Use Cases:
- Validator Filter: All records of a transform that are invalid go into one dataset; the remainder go into another.
- Writing the same output data to two separate outputs, with different formats.
API:
Existing APIs (in MapReduceContext, used in beforeSubmit):
// sets a single Dataset as the output for the MapReduce job
context.setOutput(String datasetName);
context.setOutput(String datasetName, Dataset dataset);
New APIs (in MapReduceContext, used in beforeSubmit):
// adds a Dataset to the set of output Datasets for the MapReduce job:
context.addOutput(String datasetName);
context.addOutput(String datasetName, Dataset dataset);
New APIs (in our custom MultipleOutputs, to be used from mapper/reducer):
// specifies which Dataset to write to and handles the delegation to the appropriate OutputFormat:
mos.write(String datasetName, KEY key, VALUE value);
Example Usage:
public void beforeSubmit(MapReduceContext context) throws Exception {
context.addOutput("cleanCounts");
context.addOutput("invalidCounts");
// ...
}
public static class Counter extends Reducer<Text, IntWritable, byte[], Long> {
private MultipleOutputs<byte[], Long> mos;
@Override
protected void setup(Context context) {
mos = new MultipleOutputs<>(context);
}
@Override
public void reduce(Text key, Iterable<IntWritable> values, Context context) {
// do computation and output to the desired dataset
if ( ... ) {
mos.write("cleanCounts", key.getBytes(), val);
} else {
mos.write("invalidCounts", key.getBytes(), val);
}
}
@Override
protected void cleanup(Context context) {
mos.close();
}
}
Approach:
Take an approach similar to org.apache.hadoop.mapreduce.lib.output.MultipleOutputs.
The Datasets to be written to must be defined in advance, in the beforeSubmit of the MapReduce job.
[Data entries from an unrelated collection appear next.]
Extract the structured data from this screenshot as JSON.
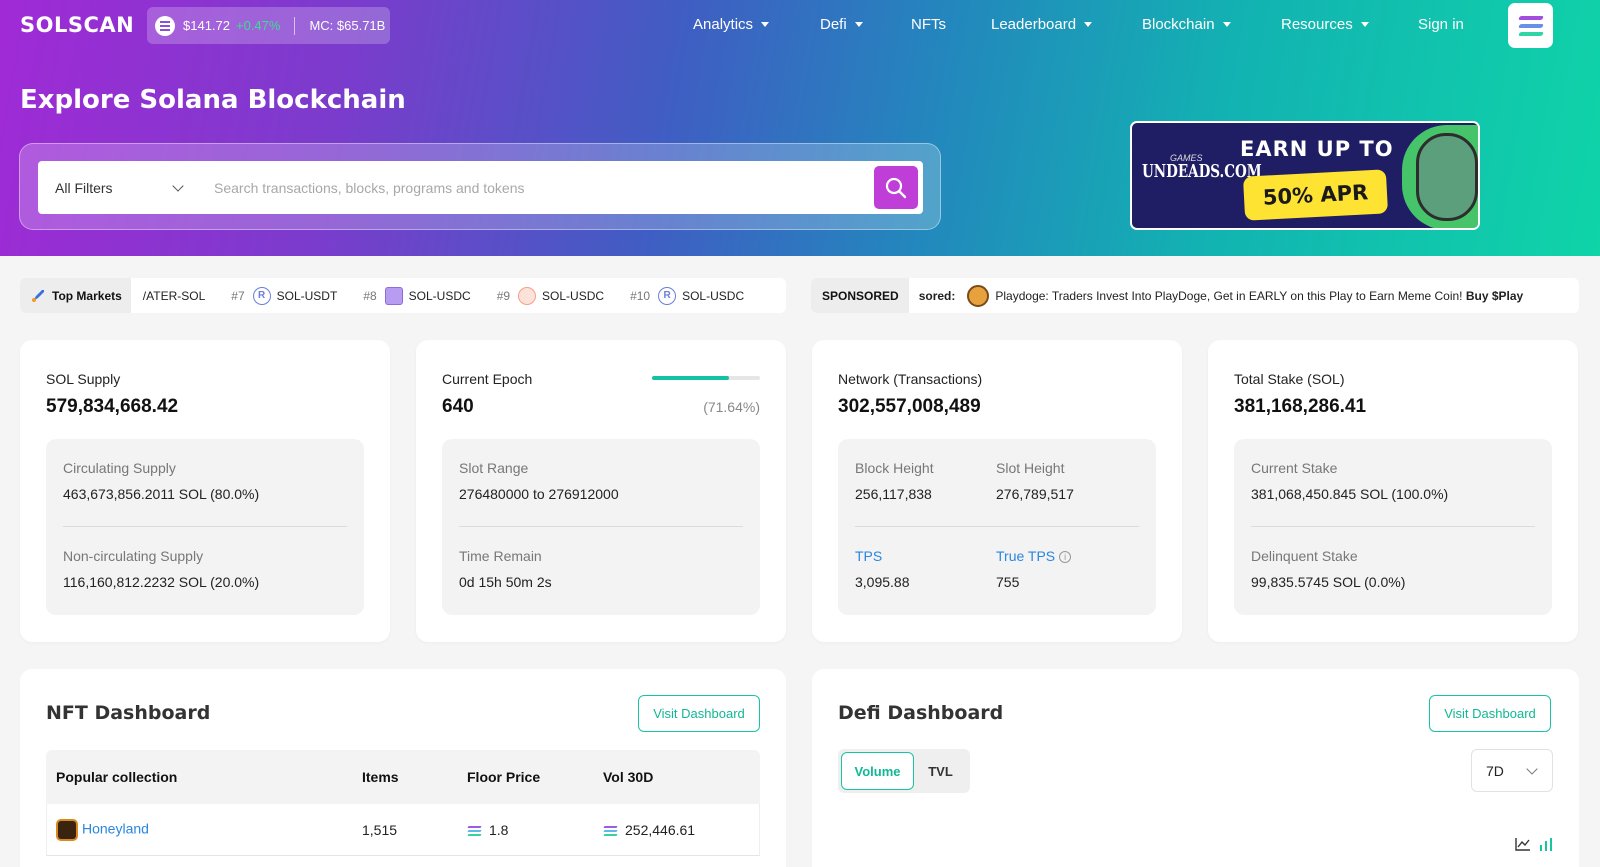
{
  "header": {
    "logo": "SOLSCAN",
    "price": "$141.72",
    "price_change": "+0.47%",
    "market_cap": "MC: $65.71B",
    "nav": [
      {
        "label": "Analytics",
        "dropdown": true
      },
      {
        "label": "Defi",
        "dropdown": true
      },
      {
        "label": "NFTs",
        "dropdown": false
      },
      {
        "label": "Leaderboard",
        "dropdown": true
      },
      {
        "label": "Blockchain",
        "dropdown": true
      },
      {
        "label": "Resources",
        "dropdown": true
      },
      {
        "label": "Sign in",
        "dropdown": false
      }
    ]
  },
  "hero": {
    "title": "Explore Solana Blockchain",
    "filter_label": "All Filters",
    "search_placeholder": "Search transactions, blocks, programs and tokens"
  },
  "ad": {
    "brand_small": "GAMES",
    "brand": "UNDEADS.COM",
    "headline": "EARN UP TO",
    "offer": "50% APR"
  },
  "markets": {
    "label": "Top Markets",
    "items": [
      {
        "rank": "",
        "pair": "/ATER-SOL"
      },
      {
        "rank": "#7",
        "pair": "SOL-USDT"
      },
      {
        "rank": "#8",
        "pair": "SOL-USDC"
      },
      {
        "rank": "#9",
        "pair": "SOL-USDC"
      },
      {
        "rank": "#10",
        "pair": "SOL-USDC"
      }
    ]
  },
  "sponsored": {
    "label": "SPONSORED",
    "prefix": "sored:",
    "text": "Playdoge: Traders Invest Into PlayDoge, Get in EARLY on this Play to Earn Meme Coin!",
    "cta": "Buy $Play"
  },
  "stats": {
    "supply": {
      "title": "SOL Supply",
      "value": "579,834,668.42",
      "circ_label": "Circulating Supply",
      "circ_value": "463,673,856.2011 SOL (80.0%)",
      "noncirc_label": "Non-circulating Supply",
      "noncirc_value": "116,160,812.2232 SOL (20.0%)"
    },
    "epoch": {
      "title": "Current Epoch",
      "value": "640",
      "progress": 0.7164,
      "progress_label": "(71.64%)",
      "slot_label": "Slot Range",
      "slot_value": "276480000 to 276912000",
      "time_label": "Time Remain",
      "time_value": "0d 15h 50m 2s"
    },
    "network": {
      "title": "Network (Transactions)",
      "value": "302,557,008,489",
      "block_label": "Block Height",
      "block_value": "256,117,838",
      "slot_label": "Slot Height",
      "slot_value": "276,789,517",
      "tps_label": "TPS",
      "tps_value": "3,095.88",
      "true_tps_label": "True TPS",
      "true_tps_value": "755"
    },
    "stake": {
      "title": "Total Stake (SOL)",
      "value": "381,168,286.41",
      "current_label": "Current Stake",
      "current_value": "381,068,450.845 SOL (100.0%)",
      "delinquent_label": "Delinquent Stake",
      "delinquent_value": "99,835.5745 SOL (0.0%)"
    }
  },
  "nft_dashboard": {
    "title": "NFT Dashboard",
    "visit_label": "Visit Dashboard",
    "columns": [
      "Popular collection",
      "Items",
      "Floor Price",
      "Vol 30D"
    ],
    "rows": [
      {
        "name": "Honeyland",
        "items": "1,515",
        "floor": "1.8",
        "vol": "252,446.61"
      }
    ]
  },
  "defi_dashboard": {
    "title": "Defi Dashboard",
    "visit_label": "Visit Dashboard",
    "tab_active": "Volume",
    "tab_other": "TVL",
    "range": "7D"
  },
  "colors": {
    "accent": "#19c4a3",
    "link": "#2a86e0",
    "search_button": "#c03ed8"
  }
}
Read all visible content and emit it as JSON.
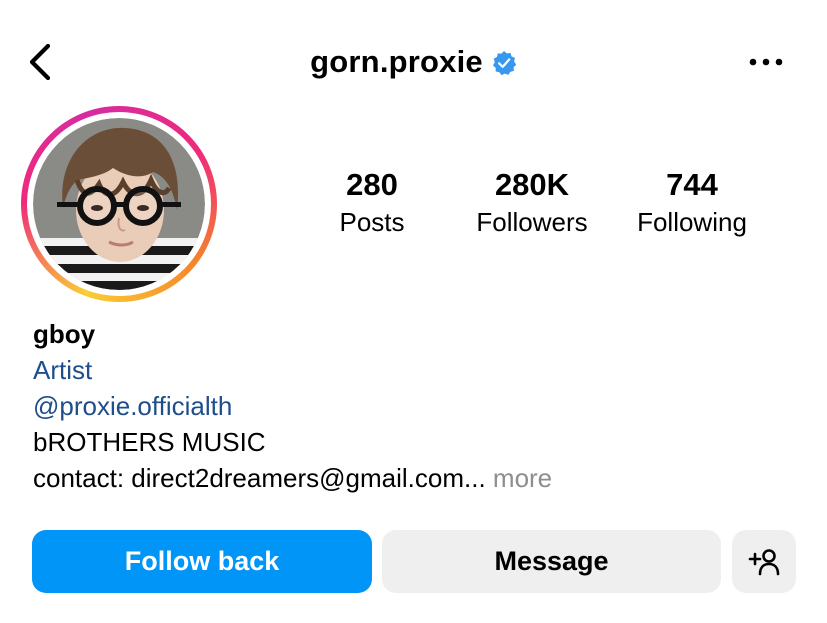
{
  "header": {
    "username": "gorn.proxie",
    "verified": true,
    "back_icon": "chevron-left-icon",
    "more_icon": "more-horizontal-icon"
  },
  "stats": [
    {
      "value": "280",
      "label": "Posts"
    },
    {
      "value": "280K",
      "label": "Followers"
    },
    {
      "value": "744",
      "label": "Following"
    }
  ],
  "bio": {
    "name": "gboy",
    "category": "Artist",
    "handle": "@proxie.officialth",
    "line1": "bROTHERS MUSIC",
    "contact": "contact: direct2dreamers@gmail.com...",
    "more": "more"
  },
  "actions": {
    "follow_back": "Follow back",
    "message": "Message",
    "add_user_icon": "add-person-icon"
  },
  "colors": {
    "primary_button": "#0095f6",
    "secondary_button": "#efefef",
    "link": "#1e4e8c",
    "verified_badge": "#3897f0",
    "muted": "#8e8e8e"
  }
}
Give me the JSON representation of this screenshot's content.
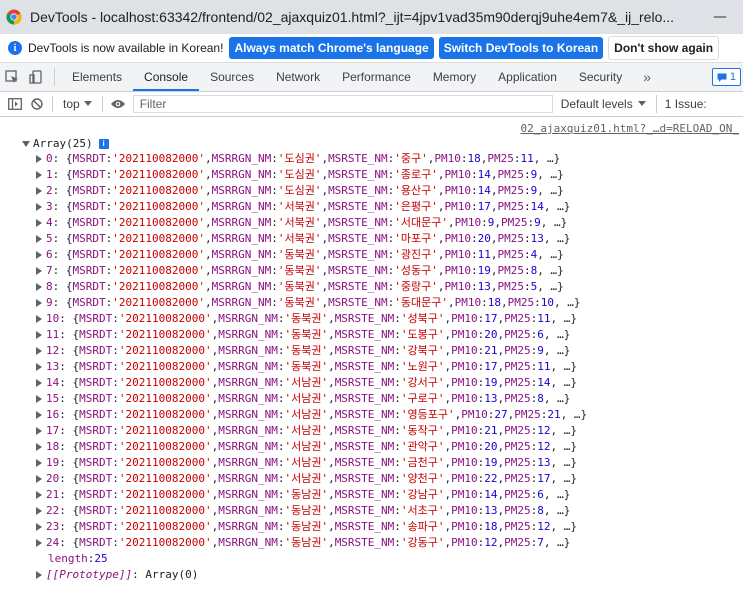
{
  "window": {
    "app_name": "DevTools",
    "title": "DevTools - localhost:63342/frontend/02_ajaxquiz01.html?_ijt=4jpv1vad35m90derqj9uhe4em7&_ij_relo...",
    "minimize_glyph": "—"
  },
  "infobar": {
    "message": "DevTools is now available in Korean!",
    "btn_match": "Always match Chrome's language",
    "btn_switch": "Switch DevTools to Korean",
    "btn_dont_show": "Don't show again"
  },
  "tabs": [
    {
      "label": "Elements",
      "active": false
    },
    {
      "label": "Console",
      "active": true
    },
    {
      "label": "Sources",
      "active": false
    },
    {
      "label": "Network",
      "active": false
    },
    {
      "label": "Performance",
      "active": false
    },
    {
      "label": "Memory",
      "active": false
    },
    {
      "label": "Application",
      "active": false
    },
    {
      "label": "Security",
      "active": false
    }
  ],
  "tabbar": {
    "more_glyph": "»",
    "messages_count": "1"
  },
  "console_toolbar": {
    "context": "top",
    "filter_placeholder": "Filter",
    "levels": "Default levels",
    "issues": "1 Issue:"
  },
  "console": {
    "source_link": "02_ajaxquiz01.html?_…d=RELOAD_ON_",
    "array_label": "Array(25)",
    "info_badge": "i",
    "key_msrdt": "MSRDT",
    "key_msrrgn": "MSRRGN_NM",
    "key_msrste": "MSRSTE_NM",
    "key_pm10": "PM10",
    "key_pm25": "PM25",
    "length_key": "length",
    "length_value": "25",
    "proto_key": "[[Prototype]]",
    "proto_value": "Array(0)",
    "rows": [
      {
        "i": "0",
        "msrdt": "202110082000",
        "rgn": "도심권",
        "ste": "중구",
        "pm10": "18",
        "pm25": "11"
      },
      {
        "i": "1",
        "msrdt": "202110082000",
        "rgn": "도심권",
        "ste": "종로구",
        "pm10": "14",
        "pm25": "9"
      },
      {
        "i": "2",
        "msrdt": "202110082000",
        "rgn": "도심권",
        "ste": "용산구",
        "pm10": "14",
        "pm25": "9"
      },
      {
        "i": "3",
        "msrdt": "202110082000",
        "rgn": "서북권",
        "ste": "은평구",
        "pm10": "17",
        "pm25": "14"
      },
      {
        "i": "4",
        "msrdt": "202110082000",
        "rgn": "서북권",
        "ste": "서대문구",
        "pm10": "9",
        "pm25": "9"
      },
      {
        "i": "5",
        "msrdt": "202110082000",
        "rgn": "서북권",
        "ste": "마포구",
        "pm10": "20",
        "pm25": "13"
      },
      {
        "i": "6",
        "msrdt": "202110082000",
        "rgn": "동북권",
        "ste": "광진구",
        "pm10": "11",
        "pm25": "4"
      },
      {
        "i": "7",
        "msrdt": "202110082000",
        "rgn": "동북권",
        "ste": "성동구",
        "pm10": "19",
        "pm25": "8"
      },
      {
        "i": "8",
        "msrdt": "202110082000",
        "rgn": "동북권",
        "ste": "중랑구",
        "pm10": "13",
        "pm25": "5"
      },
      {
        "i": "9",
        "msrdt": "202110082000",
        "rgn": "동북권",
        "ste": "동대문구",
        "pm10": "18",
        "pm25": "10"
      },
      {
        "i": "10",
        "msrdt": "202110082000",
        "rgn": "동북권",
        "ste": "성북구",
        "pm10": "17",
        "pm25": "11"
      },
      {
        "i": "11",
        "msrdt": "202110082000",
        "rgn": "동북권",
        "ste": "도봉구",
        "pm10": "20",
        "pm25": "6"
      },
      {
        "i": "12",
        "msrdt": "202110082000",
        "rgn": "동북권",
        "ste": "강북구",
        "pm10": "21",
        "pm25": "9"
      },
      {
        "i": "13",
        "msrdt": "202110082000",
        "rgn": "동북권",
        "ste": "노원구",
        "pm10": "17",
        "pm25": "11"
      },
      {
        "i": "14",
        "msrdt": "202110082000",
        "rgn": "서남권",
        "ste": "강서구",
        "pm10": "19",
        "pm25": "14"
      },
      {
        "i": "15",
        "msrdt": "202110082000",
        "rgn": "서남권",
        "ste": "구로구",
        "pm10": "13",
        "pm25": "8"
      },
      {
        "i": "16",
        "msrdt": "202110082000",
        "rgn": "서남권",
        "ste": "영등포구",
        "pm10": "27",
        "pm25": "21"
      },
      {
        "i": "17",
        "msrdt": "202110082000",
        "rgn": "서남권",
        "ste": "동작구",
        "pm10": "21",
        "pm25": "12"
      },
      {
        "i": "18",
        "msrdt": "202110082000",
        "rgn": "서남권",
        "ste": "관악구",
        "pm10": "20",
        "pm25": "12"
      },
      {
        "i": "19",
        "msrdt": "202110082000",
        "rgn": "서남권",
        "ste": "금천구",
        "pm10": "19",
        "pm25": "13"
      },
      {
        "i": "20",
        "msrdt": "202110082000",
        "rgn": "서남권",
        "ste": "양천구",
        "pm10": "22",
        "pm25": "17"
      },
      {
        "i": "21",
        "msrdt": "202110082000",
        "rgn": "동남권",
        "ste": "강남구",
        "pm10": "14",
        "pm25": "6"
      },
      {
        "i": "22",
        "msrdt": "202110082000",
        "rgn": "동남권",
        "ste": "서초구",
        "pm10": "13",
        "pm25": "8"
      },
      {
        "i": "23",
        "msrdt": "202110082000",
        "rgn": "동남권",
        "ste": "송파구",
        "pm10": "18",
        "pm25": "12"
      },
      {
        "i": "24",
        "msrdt": "202110082000",
        "rgn": "동남권",
        "ste": "강동구",
        "pm10": "12",
        "pm25": "7"
      }
    ]
  },
  "icons": {
    "inspect": "inspect-element-icon",
    "device": "device-toolbar-icon",
    "sidebar": "console-sidebar-icon",
    "clear": "clear-console-icon",
    "eye": "live-expression-icon",
    "info": "info-icon",
    "chrome": "chrome-logo-icon"
  },
  "colors": {
    "accent": "#1a73e8",
    "string": "#c80000",
    "key": "#881280",
    "number": "#1c00cf"
  }
}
In the mapper/reducer, the user specifies the name of the output Dataset, and our helper class (MultipleOutputs) determines the appropriate OutputFormat and configuration for writing.
Questions:
Should we also allow specifying in the configure method? I suggest we deprecate the setting of output dataset from the configure method as it provides no utility over setting it in the beforeSubmit.
Naming of the MultipleOutputs class that we expose is up for change.
Does the MultipleOutputs class go into cdap-api? If so, how do we expose it to the user for instantiation (it has hadoop dependencies)?
Should we allow the user to write to non-Dataset files from our MultipleOutputs class?